Azure Resource Hierarchy — Free Mind Map

Maximum 6 levels deep below the Root Management Group, plus the root. So 7 total levels including root. In practice most enterprises use 2-4 levels (Root → Org/BU → Environment → Workload). Going deeper makes inheritance harder to reason about and policy auditing painful. Keep it shallow.

Yes. The Tenant Root Group is the implicit root — every Management Group, Subscription, and Resource Group ultimately rolls up to it. Policies/RBAC at the root apply EVERYWHERE. Use it sparingly: lock down a few security baseline policies (block-public-IP, require-tags) and leave operational stuff to lower levels. By default only the Global Admin can manage the root; explicitly grant 'User Access Administrator' to the right team.

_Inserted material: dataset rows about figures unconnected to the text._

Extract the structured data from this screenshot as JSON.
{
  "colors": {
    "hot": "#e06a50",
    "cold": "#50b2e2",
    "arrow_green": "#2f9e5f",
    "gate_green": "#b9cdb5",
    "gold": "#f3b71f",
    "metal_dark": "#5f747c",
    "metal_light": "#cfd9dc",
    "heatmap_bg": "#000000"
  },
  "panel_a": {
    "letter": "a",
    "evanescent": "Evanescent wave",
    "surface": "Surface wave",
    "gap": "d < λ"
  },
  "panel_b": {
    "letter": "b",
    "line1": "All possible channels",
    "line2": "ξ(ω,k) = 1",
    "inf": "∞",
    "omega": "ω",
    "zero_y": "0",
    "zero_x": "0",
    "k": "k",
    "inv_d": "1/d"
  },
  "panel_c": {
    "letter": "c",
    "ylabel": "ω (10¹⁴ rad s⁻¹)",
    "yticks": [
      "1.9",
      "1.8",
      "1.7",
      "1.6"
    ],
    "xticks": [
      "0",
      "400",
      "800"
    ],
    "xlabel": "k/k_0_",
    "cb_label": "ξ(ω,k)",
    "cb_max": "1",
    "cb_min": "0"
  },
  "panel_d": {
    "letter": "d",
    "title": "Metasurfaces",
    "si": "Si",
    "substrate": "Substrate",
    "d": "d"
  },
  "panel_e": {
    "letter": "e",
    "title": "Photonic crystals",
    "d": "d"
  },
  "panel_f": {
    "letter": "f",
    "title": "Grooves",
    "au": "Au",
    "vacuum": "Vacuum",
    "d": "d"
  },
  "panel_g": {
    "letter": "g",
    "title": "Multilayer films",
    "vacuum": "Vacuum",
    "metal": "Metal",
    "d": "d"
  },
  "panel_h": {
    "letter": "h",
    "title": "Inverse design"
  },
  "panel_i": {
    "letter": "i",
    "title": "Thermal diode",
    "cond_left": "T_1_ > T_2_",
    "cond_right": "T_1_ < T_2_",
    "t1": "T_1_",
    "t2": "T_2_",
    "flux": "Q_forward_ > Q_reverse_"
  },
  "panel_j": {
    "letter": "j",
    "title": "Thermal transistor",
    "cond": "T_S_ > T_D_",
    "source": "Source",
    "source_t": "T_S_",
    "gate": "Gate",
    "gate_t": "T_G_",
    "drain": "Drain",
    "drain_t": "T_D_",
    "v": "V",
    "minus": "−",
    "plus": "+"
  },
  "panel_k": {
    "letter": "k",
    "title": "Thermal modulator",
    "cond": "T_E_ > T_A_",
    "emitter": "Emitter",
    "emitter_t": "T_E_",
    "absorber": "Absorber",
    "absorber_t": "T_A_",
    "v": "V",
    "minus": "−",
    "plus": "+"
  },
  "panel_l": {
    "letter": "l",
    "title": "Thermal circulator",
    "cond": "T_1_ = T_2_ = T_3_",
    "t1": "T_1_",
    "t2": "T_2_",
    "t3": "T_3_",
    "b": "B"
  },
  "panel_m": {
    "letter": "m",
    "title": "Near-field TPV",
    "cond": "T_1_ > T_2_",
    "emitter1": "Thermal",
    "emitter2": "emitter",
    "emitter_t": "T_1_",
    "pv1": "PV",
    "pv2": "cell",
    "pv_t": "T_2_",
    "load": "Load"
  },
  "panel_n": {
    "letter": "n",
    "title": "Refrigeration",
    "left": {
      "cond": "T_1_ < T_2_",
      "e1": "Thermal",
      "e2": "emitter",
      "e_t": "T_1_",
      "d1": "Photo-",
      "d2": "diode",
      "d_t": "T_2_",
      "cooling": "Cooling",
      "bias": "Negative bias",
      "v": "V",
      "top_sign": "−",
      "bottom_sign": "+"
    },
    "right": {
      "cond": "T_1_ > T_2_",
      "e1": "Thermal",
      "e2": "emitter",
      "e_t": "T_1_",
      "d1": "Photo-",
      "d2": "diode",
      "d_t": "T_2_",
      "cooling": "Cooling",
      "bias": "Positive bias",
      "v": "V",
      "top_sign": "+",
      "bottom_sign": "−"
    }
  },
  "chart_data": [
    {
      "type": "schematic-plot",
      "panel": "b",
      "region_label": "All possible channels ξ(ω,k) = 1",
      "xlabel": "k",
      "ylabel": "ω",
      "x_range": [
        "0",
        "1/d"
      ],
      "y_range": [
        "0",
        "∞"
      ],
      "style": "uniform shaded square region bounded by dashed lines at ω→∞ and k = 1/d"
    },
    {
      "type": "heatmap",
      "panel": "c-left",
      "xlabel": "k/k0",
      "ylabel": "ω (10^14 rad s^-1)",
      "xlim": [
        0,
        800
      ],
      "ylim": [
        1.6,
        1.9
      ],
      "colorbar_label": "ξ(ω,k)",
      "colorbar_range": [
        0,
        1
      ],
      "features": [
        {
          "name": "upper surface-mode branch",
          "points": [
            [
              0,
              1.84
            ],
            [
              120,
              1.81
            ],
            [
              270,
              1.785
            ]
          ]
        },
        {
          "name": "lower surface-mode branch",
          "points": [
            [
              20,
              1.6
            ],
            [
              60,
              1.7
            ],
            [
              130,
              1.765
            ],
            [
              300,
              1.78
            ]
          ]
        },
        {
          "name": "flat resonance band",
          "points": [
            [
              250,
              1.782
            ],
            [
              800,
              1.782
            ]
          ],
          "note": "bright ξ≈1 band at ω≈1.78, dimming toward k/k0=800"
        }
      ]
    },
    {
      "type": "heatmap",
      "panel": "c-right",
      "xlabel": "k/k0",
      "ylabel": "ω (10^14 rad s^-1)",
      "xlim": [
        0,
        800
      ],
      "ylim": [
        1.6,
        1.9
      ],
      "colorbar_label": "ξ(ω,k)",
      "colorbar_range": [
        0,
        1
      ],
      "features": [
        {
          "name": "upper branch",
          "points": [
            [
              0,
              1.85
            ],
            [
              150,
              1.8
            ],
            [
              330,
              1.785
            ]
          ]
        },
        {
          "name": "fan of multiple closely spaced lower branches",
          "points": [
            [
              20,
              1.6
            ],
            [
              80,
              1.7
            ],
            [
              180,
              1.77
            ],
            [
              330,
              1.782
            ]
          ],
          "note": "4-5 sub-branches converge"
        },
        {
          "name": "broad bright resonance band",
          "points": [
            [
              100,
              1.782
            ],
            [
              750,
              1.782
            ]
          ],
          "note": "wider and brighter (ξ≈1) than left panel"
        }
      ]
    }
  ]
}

Subscriptions are billing + quota boundaries — separate them when you need cost charge-back to different teams or workloads, or when quotas would conflict. Resource Groups are lifecycle boundaries — separate them when you'd deploy/delete things together (a workload's VMs + storage + network in one RG). Most enterprises end up with 5-50 subscriptions and 50-500 resource groups. Don't put 1000 resources in one RG; don't make 1000 subscriptions either.

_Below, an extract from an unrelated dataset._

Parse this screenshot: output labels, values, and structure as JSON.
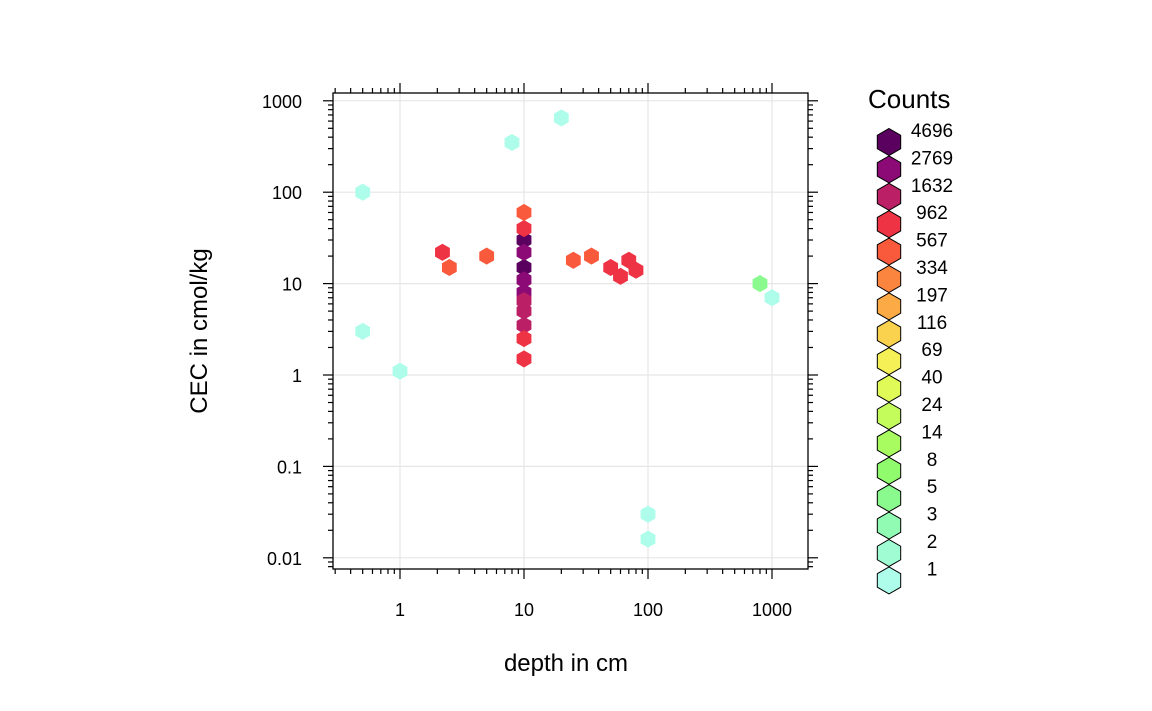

By default tags do NOT auto-inherit from RG to resource — you have to set them explicitly OR use Azure Policy 'inherit a tag from the resource group' or 'modify' effects. Tags ARE inherited for cost allocation reporting (Cost Management does the join), but RBAC, locks, and policies don't read tags as inheritance signals. Tag in your IaC (Terraform/Bicep) so every resource is born with the right tags — much easier than backfilling.